Francisco Ontañón, a ras de la vida


Cada fotógrafo lleva un mundo propio en la mirada y solo dispara la cámara cuando lo encuentra. Paco Ontañón venía del neorrealismo de posguerra; comenzó a alimentar su cámara en los barrios postergados de una Barcelona cutre, sucia y hambrienta donde el artista, pese a todo, encontraba ciertos tesoros secretos en los ojos inocentes de niños, en la soledad de algunas adolescentes, en los descampados junto a perros abandonados. Rodando por el mundo en su compañía le he visto pasivo y desactivado ante paisajes espectaculares de los Andes, en los valles más herméticos de China, en las hermosas puestas de sol sobre las verdes colinas de África, pero bastaba con que en medio de la naturaleza apareciera un indio con un carrito o un chino viejo con un grillo en una jaula para que este fotógrafo olvidara la Gran Muralla, las cumbres del Machu Picchu y se lanzara sobre esa criatura humana que palpitaba por sí misma creando un mundo alrededor de ella.
Con el bolsón al hombro, ligeramente escorado por el peso de las cámaras, en medio de la calle, la mirada de este artista era parecida a la del halcón, siempre atenta a cobrar la pieza, no en las alturas de la estética, sino a ras de la vida, en el caldo gordo de la gente subalterna. Con los poderosos usaba una ironía corrosiva; con los marginados, una pudorosa ternura; con esa clase media dominguera autosatisfecha, rodeada de objetos horteras que son sus exvotos, entraba a degüello: estas eran las armas con que Ontañón se enfrentaba a sus criaturas más queridas.
Le he visto retratar chimpancés en una reserva de Kenia con la misma curiosidad con que disparó su leica en la deshabitada cámara de gas del campo de concentración de Mauthausen, de la que extrajo su karma mortal al descubrir que en el interior de un horno crematorio alguien había arrojado el envase de una coca-cola familiar. Por eso creo que el propósito fundamental de este fotógrafo consistía en dejar con sus imágenes un testimonio de la fiesta miserable del mundo con una mezcla de humor y realismo.

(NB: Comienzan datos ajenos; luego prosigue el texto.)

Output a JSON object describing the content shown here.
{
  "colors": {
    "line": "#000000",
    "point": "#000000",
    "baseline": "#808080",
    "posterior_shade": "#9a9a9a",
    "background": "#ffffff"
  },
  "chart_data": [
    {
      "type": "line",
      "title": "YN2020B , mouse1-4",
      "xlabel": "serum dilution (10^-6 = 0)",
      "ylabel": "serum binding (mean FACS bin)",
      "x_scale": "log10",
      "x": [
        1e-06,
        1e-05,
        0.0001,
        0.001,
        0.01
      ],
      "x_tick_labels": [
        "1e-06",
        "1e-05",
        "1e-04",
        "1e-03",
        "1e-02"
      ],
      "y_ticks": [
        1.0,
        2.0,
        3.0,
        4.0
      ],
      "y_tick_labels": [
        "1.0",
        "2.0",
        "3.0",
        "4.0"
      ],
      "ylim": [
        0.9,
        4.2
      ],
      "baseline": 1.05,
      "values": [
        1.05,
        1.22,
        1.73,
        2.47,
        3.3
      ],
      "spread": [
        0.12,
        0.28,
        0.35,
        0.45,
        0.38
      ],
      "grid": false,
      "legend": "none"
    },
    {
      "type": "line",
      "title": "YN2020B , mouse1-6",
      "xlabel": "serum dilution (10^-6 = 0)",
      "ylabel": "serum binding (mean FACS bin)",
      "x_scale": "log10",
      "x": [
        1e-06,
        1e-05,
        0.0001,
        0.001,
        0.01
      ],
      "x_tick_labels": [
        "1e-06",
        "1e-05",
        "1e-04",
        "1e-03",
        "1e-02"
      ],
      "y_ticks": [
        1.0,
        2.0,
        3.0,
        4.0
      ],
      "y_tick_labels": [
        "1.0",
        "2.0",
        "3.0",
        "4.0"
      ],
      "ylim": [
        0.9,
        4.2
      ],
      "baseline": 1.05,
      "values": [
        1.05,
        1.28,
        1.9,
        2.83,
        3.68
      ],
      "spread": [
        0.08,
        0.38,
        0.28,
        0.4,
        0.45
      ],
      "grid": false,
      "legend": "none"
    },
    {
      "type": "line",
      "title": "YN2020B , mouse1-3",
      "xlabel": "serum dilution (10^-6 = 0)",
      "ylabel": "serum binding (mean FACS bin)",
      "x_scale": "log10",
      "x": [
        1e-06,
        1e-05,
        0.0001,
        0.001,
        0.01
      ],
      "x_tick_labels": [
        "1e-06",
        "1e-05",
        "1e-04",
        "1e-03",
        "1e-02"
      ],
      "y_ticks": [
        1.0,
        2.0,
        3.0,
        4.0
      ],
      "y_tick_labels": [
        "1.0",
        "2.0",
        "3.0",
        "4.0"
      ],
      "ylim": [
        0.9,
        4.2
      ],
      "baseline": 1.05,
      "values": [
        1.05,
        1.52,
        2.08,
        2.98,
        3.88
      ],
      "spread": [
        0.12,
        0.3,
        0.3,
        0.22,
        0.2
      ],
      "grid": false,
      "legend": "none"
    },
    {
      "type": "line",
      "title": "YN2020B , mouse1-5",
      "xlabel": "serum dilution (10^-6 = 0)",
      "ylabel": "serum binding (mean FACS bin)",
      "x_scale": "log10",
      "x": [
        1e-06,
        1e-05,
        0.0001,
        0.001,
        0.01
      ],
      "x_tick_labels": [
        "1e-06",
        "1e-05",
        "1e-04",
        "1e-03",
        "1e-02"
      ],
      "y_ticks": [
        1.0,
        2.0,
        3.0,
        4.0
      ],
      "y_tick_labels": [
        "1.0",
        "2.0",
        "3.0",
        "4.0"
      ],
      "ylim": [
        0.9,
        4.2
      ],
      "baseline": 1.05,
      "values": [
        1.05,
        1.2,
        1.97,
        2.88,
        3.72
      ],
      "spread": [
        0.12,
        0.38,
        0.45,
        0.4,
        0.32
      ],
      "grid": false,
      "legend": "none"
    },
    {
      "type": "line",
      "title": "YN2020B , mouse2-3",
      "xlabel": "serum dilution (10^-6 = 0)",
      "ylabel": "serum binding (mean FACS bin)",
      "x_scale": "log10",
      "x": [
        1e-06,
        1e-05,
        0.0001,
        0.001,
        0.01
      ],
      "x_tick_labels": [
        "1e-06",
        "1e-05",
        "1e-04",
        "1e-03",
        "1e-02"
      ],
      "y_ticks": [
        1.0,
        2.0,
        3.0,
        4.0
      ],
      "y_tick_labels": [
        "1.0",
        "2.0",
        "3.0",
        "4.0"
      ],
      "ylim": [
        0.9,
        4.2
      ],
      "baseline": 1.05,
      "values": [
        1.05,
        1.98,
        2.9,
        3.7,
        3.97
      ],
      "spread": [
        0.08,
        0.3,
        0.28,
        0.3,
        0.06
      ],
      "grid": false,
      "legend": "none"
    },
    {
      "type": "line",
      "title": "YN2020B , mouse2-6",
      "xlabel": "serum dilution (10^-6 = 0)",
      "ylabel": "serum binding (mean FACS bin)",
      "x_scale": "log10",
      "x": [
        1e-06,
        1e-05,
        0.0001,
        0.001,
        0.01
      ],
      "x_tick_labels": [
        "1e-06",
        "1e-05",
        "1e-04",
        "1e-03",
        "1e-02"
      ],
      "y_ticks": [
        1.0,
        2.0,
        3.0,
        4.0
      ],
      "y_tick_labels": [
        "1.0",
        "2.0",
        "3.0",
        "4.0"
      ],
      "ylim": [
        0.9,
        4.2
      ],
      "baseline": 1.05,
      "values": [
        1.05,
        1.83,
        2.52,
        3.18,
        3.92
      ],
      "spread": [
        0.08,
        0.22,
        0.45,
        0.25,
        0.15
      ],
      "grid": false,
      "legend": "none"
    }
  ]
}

Puede que Paco Ontañón viera en este hecho el sentido que Protágoras daba a sus palabras cuando dijo que el hombre es la medida de todas las cosas. Se entiende que de todas las cosas estúpidas, que son las que más excitaban la imaginación de este artista y de las que deseaba dejar constancia.

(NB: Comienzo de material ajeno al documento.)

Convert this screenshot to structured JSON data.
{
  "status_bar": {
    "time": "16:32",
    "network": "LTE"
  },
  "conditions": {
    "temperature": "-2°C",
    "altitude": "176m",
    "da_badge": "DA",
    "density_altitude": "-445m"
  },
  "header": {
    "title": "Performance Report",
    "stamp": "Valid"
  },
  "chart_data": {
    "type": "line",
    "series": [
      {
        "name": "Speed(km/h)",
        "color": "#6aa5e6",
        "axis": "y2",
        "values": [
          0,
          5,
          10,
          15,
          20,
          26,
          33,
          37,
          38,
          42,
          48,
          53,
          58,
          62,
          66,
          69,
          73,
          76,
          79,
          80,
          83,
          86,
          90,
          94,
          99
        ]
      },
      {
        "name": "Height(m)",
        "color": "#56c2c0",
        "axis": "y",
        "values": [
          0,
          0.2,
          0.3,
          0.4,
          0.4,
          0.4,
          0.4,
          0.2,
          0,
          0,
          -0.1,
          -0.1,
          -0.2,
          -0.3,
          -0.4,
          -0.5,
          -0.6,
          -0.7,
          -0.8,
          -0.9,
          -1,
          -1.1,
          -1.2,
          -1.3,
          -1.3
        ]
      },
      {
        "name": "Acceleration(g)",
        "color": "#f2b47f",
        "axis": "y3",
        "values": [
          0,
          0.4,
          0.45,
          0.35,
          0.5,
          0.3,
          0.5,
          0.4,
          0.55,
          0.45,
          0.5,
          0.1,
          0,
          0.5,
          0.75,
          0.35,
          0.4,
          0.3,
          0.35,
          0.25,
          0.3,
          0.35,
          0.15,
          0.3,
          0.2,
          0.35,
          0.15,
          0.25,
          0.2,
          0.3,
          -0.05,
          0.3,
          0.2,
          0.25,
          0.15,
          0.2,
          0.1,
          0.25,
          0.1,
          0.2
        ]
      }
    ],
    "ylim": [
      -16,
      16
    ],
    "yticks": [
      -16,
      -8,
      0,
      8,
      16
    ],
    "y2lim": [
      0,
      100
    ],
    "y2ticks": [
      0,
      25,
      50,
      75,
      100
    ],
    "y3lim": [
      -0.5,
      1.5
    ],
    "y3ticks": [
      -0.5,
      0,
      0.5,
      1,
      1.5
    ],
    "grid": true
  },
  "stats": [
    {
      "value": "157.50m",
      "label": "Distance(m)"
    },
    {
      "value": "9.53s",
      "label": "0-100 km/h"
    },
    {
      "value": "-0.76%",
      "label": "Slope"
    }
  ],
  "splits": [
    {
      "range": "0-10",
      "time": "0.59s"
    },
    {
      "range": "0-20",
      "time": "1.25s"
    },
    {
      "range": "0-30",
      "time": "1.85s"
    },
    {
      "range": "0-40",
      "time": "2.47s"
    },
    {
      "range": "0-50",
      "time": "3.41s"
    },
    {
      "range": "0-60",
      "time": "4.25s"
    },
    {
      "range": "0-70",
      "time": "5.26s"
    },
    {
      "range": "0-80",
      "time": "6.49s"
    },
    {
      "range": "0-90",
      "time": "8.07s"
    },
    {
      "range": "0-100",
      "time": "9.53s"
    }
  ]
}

En cierta ocasión en Atenas, camino de la Acrópolis, se detuvo en el gran mercado de carne de la calle Athinas lleno de reses descuartizadas que pendían de los garfios e iluminaban el espacio con el resplandor de la carne. Me dijo: “Deja que eche primero un par de carretes en este mercado y luego te haré, si quieres, una puesta de sol para que tu alma se serene”.
Le preguntó a uno de los carniceros por dónde se iba al Partenón y el griego lo señaló al fondo de la calle con el dedo ensangrentado. Esa era su foto.
Lo he admirado, sobre todo, por la profunda lección de psicología que había aprendido del rostro humano, su mejor paisaje. De tanto ver gestos, miradas, risas, lágrimas, fiestas, entierros, bodas, niños, perros, su mirada había adquirido un poder extraordinario de observación con el que descubre la soledad y la sabiduría.
Francisco Ontañón. Oficio y creación puede visitarse desde el 7 de septiembre hasta el 3 de noviembre en el Canal de Isabel II (Madrid).